Incremental neurofuzzy ANFIS model

In this case, in agreement with our previous experience on laser surface treatments, a conventional neurofuzzy ANFIS inference model has been developed, defining five fuzzy sets with generalized bell membership functions for each input variable, generating consequently, a rule base with 25 first order Sugeno type fuzzy rules [13].

The tuning of the 105 operative parameters of the ANFIS model has been made using the hybrid algorithm proposed by J.S. Roger, with a representative data set of 300 steps of 3 s each one, providing an acceptable estimation error after <80 iterations [12, 15].

Figure 8 presents the ANFIS estimation surface obtained, showing its high smoothness and nonlinearity.

Fig. 8
figure 8

ANFIS estimation surface

The experimental validation of the proposed ANFIS model has been made in an industrial medium power TEM01* CO2 laser resonator, which allows to directly compare the estimation provided by the model with the real response of the plant, once filtered.

Figure 9 shows a systematic validation test, where have been applied several steps to the laser power, proving the excellent reliability and adjustment degree of the proposed ANFIS model. In order to minimize the sensor noise, a first order digital Butterworth filter with a cut-off frequency of 25 Hz has been implemented in the data acquisition program, filter that is also used during the normal operation of the plant [24].

Fig. 9
figure 9

ANFIS model response

4 Conclusions

The development and implementation of an efficient real time monitoring and control system for highly complex processes like laser surface treatments constitutes an important technological challenge, being critical a representative model of the process.

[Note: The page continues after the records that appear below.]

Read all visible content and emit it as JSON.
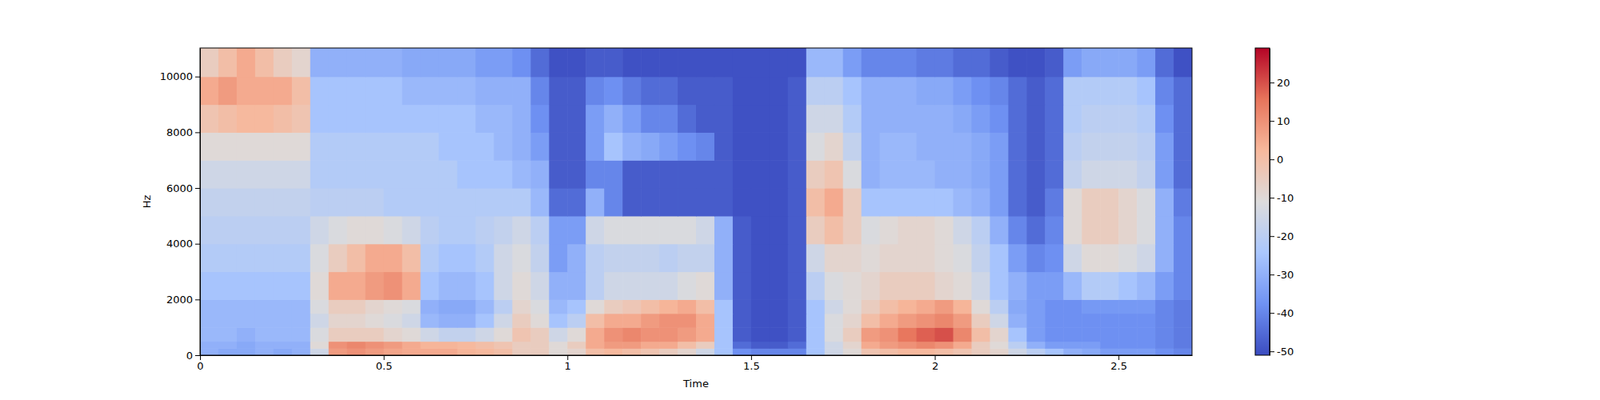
{
  "chart_data": {
    "type": "heatmap",
    "x_label": "Time",
    "y_label": "Hz",
    "xlim": [
      0,
      2.7
    ],
    "xticks": [
      0,
      0.5,
      1,
      1.5,
      2,
      2.5
    ],
    "ylim": [
      0,
      11025
    ],
    "yticks": [
      0,
      2000,
      4000,
      6000,
      8000,
      10000
    ],
    "x_edges": [
      0,
      0.05,
      0.1,
      0.15,
      0.2,
      0.25,
      0.3,
      0.35,
      0.4,
      0.45,
      0.5,
      0.55,
      0.6,
      0.65,
      0.7,
      0.75,
      0.8,
      0.85,
      0.9,
      0.95,
      1.0,
      1.05,
      1.1,
      1.15,
      1.2,
      1.25,
      1.3,
      1.35,
      1.4,
      1.45,
      1.5,
      1.55,
      1.6,
      1.65,
      1.7,
      1.75,
      1.8,
      1.85,
      1.9,
      1.95,
      2.0,
      2.05,
      2.1,
      2.15,
      2.2,
      2.25,
      2.3,
      2.35,
      2.4,
      2.45,
      2.5,
      2.55,
      2.6,
      2.65,
      2.7
    ],
    "y_edges": [
      0,
      250,
      500,
      1000,
      1500,
      2000,
      3000,
      4000,
      5000,
      6000,
      7000,
      8000,
      9000,
      10000,
      11025
    ],
    "values": [
      [
        -30,
        -32,
        -32,
        -30,
        -32,
        -30,
        -15,
        8,
        10,
        8,
        6,
        5,
        5,
        5,
        3,
        2,
        0,
        -5,
        -5,
        -10,
        -8,
        0,
        2,
        0,
        -2,
        -5,
        -8,
        -15,
        -25,
        -38,
        -40,
        -40,
        -40,
        -25,
        -15,
        -10,
        -2,
        0,
        2,
        2,
        0,
        -2,
        -5,
        -8,
        -15,
        -20,
        -25,
        -30,
        -32,
        -35,
        -35,
        -35,
        -38,
        -40
      ],
      [
        -30,
        -30,
        -32,
        -30,
        -30,
        -30,
        -10,
        10,
        12,
        10,
        8,
        5,
        3,
        3,
        2,
        0,
        -2,
        -5,
        -5,
        -10,
        -5,
        5,
        8,
        8,
        5,
        5,
        0,
        -5,
        -25,
        -45,
        -48,
        -48,
        -45,
        -25,
        -15,
        -8,
        5,
        8,
        10,
        12,
        10,
        5,
        -5,
        -10,
        -20,
        -30,
        -35,
        -35,
        -35,
        -38,
        -38,
        -38,
        -40,
        -42
      ],
      [
        -28,
        -28,
        -30,
        -28,
        -28,
        -28,
        -12,
        -5,
        -5,
        -5,
        -8,
        -10,
        -15,
        -18,
        -18,
        -15,
        -10,
        -2,
        -5,
        -15,
        -10,
        5,
        10,
        12,
        10,
        10,
        8,
        5,
        -25,
        -48,
        -50,
        -50,
        -48,
        -25,
        -12,
        -5,
        8,
        10,
        15,
        18,
        20,
        12,
        0,
        -8,
        -25,
        -35,
        -38,
        -38,
        -38,
        -38,
        -38,
        -38,
        -40,
        -42
      ],
      [
        -28,
        -28,
        -28,
        -28,
        -28,
        -28,
        -15,
        -8,
        -8,
        -10,
        -12,
        -15,
        -28,
        -30,
        -30,
        -25,
        -15,
        -5,
        -10,
        -25,
        -20,
        0,
        5,
        5,
        8,
        10,
        10,
        5,
        -25,
        -48,
        -50,
        -50,
        -48,
        -25,
        -12,
        -8,
        0,
        5,
        8,
        10,
        12,
        8,
        -5,
        -15,
        -30,
        -35,
        -38,
        -38,
        -38,
        -38,
        -38,
        -38,
        -40,
        -42
      ],
      [
        -28,
        -28,
        -28,
        -28,
        -28,
        -28,
        -12,
        -5,
        -5,
        -8,
        -10,
        -12,
        -30,
        -32,
        -32,
        -28,
        -20,
        -8,
        -12,
        -28,
        -25,
        -10,
        -5,
        -3,
        0,
        3,
        5,
        0,
        -25,
        -48,
        -50,
        -50,
        -48,
        -25,
        -15,
        -10,
        -5,
        0,
        3,
        5,
        8,
        3,
        -10,
        -20,
        -32,
        -35,
        -38,
        -38,
        -36,
        -36,
        -36,
        -36,
        -40,
        -42
      ],
      [
        -25,
        -25,
        -25,
        -25,
        -25,
        -25,
        -10,
        5,
        5,
        8,
        10,
        5,
        -25,
        -28,
        -28,
        -25,
        -15,
        -10,
        -15,
        -30,
        -30,
        -20,
        -15,
        -15,
        -15,
        -15,
        -12,
        -10,
        -30,
        -48,
        -50,
        -50,
        -48,
        -20,
        -12,
        -10,
        -8,
        -5,
        -5,
        -5,
        -8,
        -10,
        -15,
        -25,
        -30,
        -35,
        -35,
        -28,
        -22,
        -22,
        -25,
        -28,
        -35,
        -40
      ],
      [
        -22,
        -22,
        -22,
        -22,
        -22,
        -22,
        -12,
        -5,
        0,
        5,
        5,
        0,
        -22,
        -25,
        -25,
        -22,
        -15,
        -12,
        -18,
        -35,
        -30,
        -20,
        -18,
        -18,
        -18,
        -20,
        -18,
        -18,
        -30,
        -48,
        -50,
        -50,
        -48,
        -15,
        -8,
        -8,
        -10,
        -8,
        -8,
        -8,
        -10,
        -12,
        -18,
        -25,
        -35,
        -40,
        -38,
        -15,
        -10,
        -10,
        -12,
        -15,
        -30,
        -40
      ],
      [
        -20,
        -20,
        -20,
        -20,
        -20,
        -20,
        -15,
        -12,
        -10,
        -10,
        -12,
        -15,
        -20,
        -22,
        -22,
        -20,
        -18,
        -15,
        -20,
        -35,
        -35,
        -15,
        -12,
        -12,
        -12,
        -12,
        -12,
        -15,
        -30,
        -48,
        -50,
        -50,
        -48,
        -5,
        0,
        -5,
        -12,
        -10,
        -8,
        -8,
        -10,
        -15,
        -20,
        -30,
        -40,
        -45,
        -40,
        -10,
        -5,
        -5,
        -8,
        -12,
        -30,
        -40
      ],
      [
        -18,
        -18,
        -18,
        -18,
        -18,
        -18,
        -20,
        -20,
        -20,
        -20,
        -22,
        -22,
        -22,
        -22,
        -22,
        -22,
        -22,
        -22,
        -28,
        -45,
        -45,
        -30,
        -40,
        -48,
        -48,
        -48,
        -48,
        -48,
        -48,
        -50,
        -50,
        -50,
        -48,
        0,
        5,
        -5,
        -25,
        -25,
        -25,
        -25,
        -25,
        -28,
        -30,
        -35,
        -45,
        -48,
        -42,
        -10,
        -5,
        -5,
        -8,
        -12,
        -30,
        -42
      ],
      [
        -15,
        -15,
        -15,
        -15,
        -15,
        -15,
        -22,
        -22,
        -22,
        -22,
        -22,
        -22,
        -22,
        -22,
        -25,
        -25,
        -25,
        -28,
        -30,
        -48,
        -48,
        -40,
        -40,
        -48,
        -48,
        -48,
        -48,
        -48,
        -48,
        -50,
        -50,
        -50,
        -48,
        -5,
        -2,
        -12,
        -30,
        -28,
        -28,
        -28,
        -30,
        -30,
        -32,
        -35,
        -45,
        -48,
        -45,
        -18,
        -15,
        -15,
        -15,
        -18,
        -35,
        -45
      ],
      [
        -10,
        -10,
        -10,
        -10,
        -10,
        -10,
        -22,
        -22,
        -22,
        -22,
        -22,
        -22,
        -22,
        -25,
        -25,
        -25,
        -28,
        -30,
        -35,
        -48,
        -48,
        -35,
        -25,
        -30,
        -32,
        -35,
        -38,
        -40,
        -48,
        -50,
        -50,
        -50,
        -48,
        -12,
        -8,
        -18,
        -30,
        -28,
        -28,
        -30,
        -30,
        -30,
        -32,
        -35,
        -45,
        -48,
        -45,
        -20,
        -18,
        -18,
        -18,
        -20,
        -35,
        -45
      ],
      [
        -2,
        0,
        2,
        2,
        0,
        -2,
        -25,
        -25,
        -25,
        -25,
        -25,
        -25,
        -25,
        -25,
        -25,
        -28,
        -28,
        -30,
        -38,
        -48,
        -48,
        -35,
        -30,
        -35,
        -40,
        -40,
        -45,
        -48,
        -48,
        -50,
        -50,
        -50,
        -48,
        -15,
        -15,
        -22,
        -30,
        -30,
        -30,
        -30,
        -30,
        -32,
        -35,
        -38,
        -45,
        -48,
        -45,
        -22,
        -20,
        -20,
        -20,
        -22,
        -38,
        -45
      ],
      [
        5,
        8,
        5,
        5,
        5,
        0,
        -25,
        -25,
        -25,
        -25,
        -25,
        -28,
        -28,
        -28,
        -28,
        -30,
        -30,
        -30,
        -40,
        -48,
        -48,
        -40,
        -38,
        -42,
        -45,
        -45,
        -48,
        -48,
        -48,
        -50,
        -50,
        -50,
        -48,
        -20,
        -20,
        -25,
        -30,
        -30,
        -30,
        -32,
        -32,
        -35,
        -38,
        -40,
        -45,
        -48,
        -45,
        -22,
        -22,
        -22,
        -22,
        -25,
        -40,
        -45
      ],
      [
        -5,
        0,
        5,
        0,
        -5,
        -8,
        -30,
        -30,
        -30,
        -30,
        -30,
        -32,
        -32,
        -32,
        -32,
        -35,
        -35,
        -38,
        -45,
        -50,
        -50,
        -48,
        -48,
        -50,
        -50,
        -50,
        -50,
        -50,
        -50,
        -50,
        -50,
        -50,
        -50,
        -28,
        -28,
        -35,
        -40,
        -40,
        -40,
        -42,
        -42,
        -45,
        -45,
        -48,
        -50,
        -50,
        -48,
        -35,
        -32,
        -32,
        -32,
        -35,
        -45,
        -50
      ]
    ],
    "colorbar": {
      "range": [
        -51,
        29
      ],
      "ticks": [
        -50,
        -40,
        -30,
        -20,
        -10,
        0,
        10,
        20
      ]
    }
  }
}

Due to its high nonlinearity and complexity, it is not possible to obtain a direct analytical model, being necessary to resort to approximate numerical solutions methods, with a high simulation time. Consequently in order to develop a real time simulation model, it is essential to resort to the ultimate nonlinear advanced modeling and control techniques, as the proposed neurofuzzy ANFIS model.

Even when the training process of the developed neurofuzzy model has been relatively long and complex, being necessary a high number of input–output data, whose experimental acquisition can be not easy, once concluded, the simulation time of any treatment is minimum.

The proposed neurofuzzy model allows reducing the simulation time from the 3.5 s required to directly evaluate the Green’s function model in Matlab and the 0.12 s required to evaluate the model in C++ to the 0.003 s required to evaluate the ANFIS model in Matlab.

Considering that the fast system response imposes in order to minimize the information loose intrinsic to the system sampling, an extremely short sampling period, 10 ms, this model is approximated three times faster than the control system [2, 3]. Consequently it is completely possible the implementation of the proposed ANFIS model in a real time monitoring and control system, constituting the basis of an expert supervision system, allowing detecting and correcting any failure during the treatment.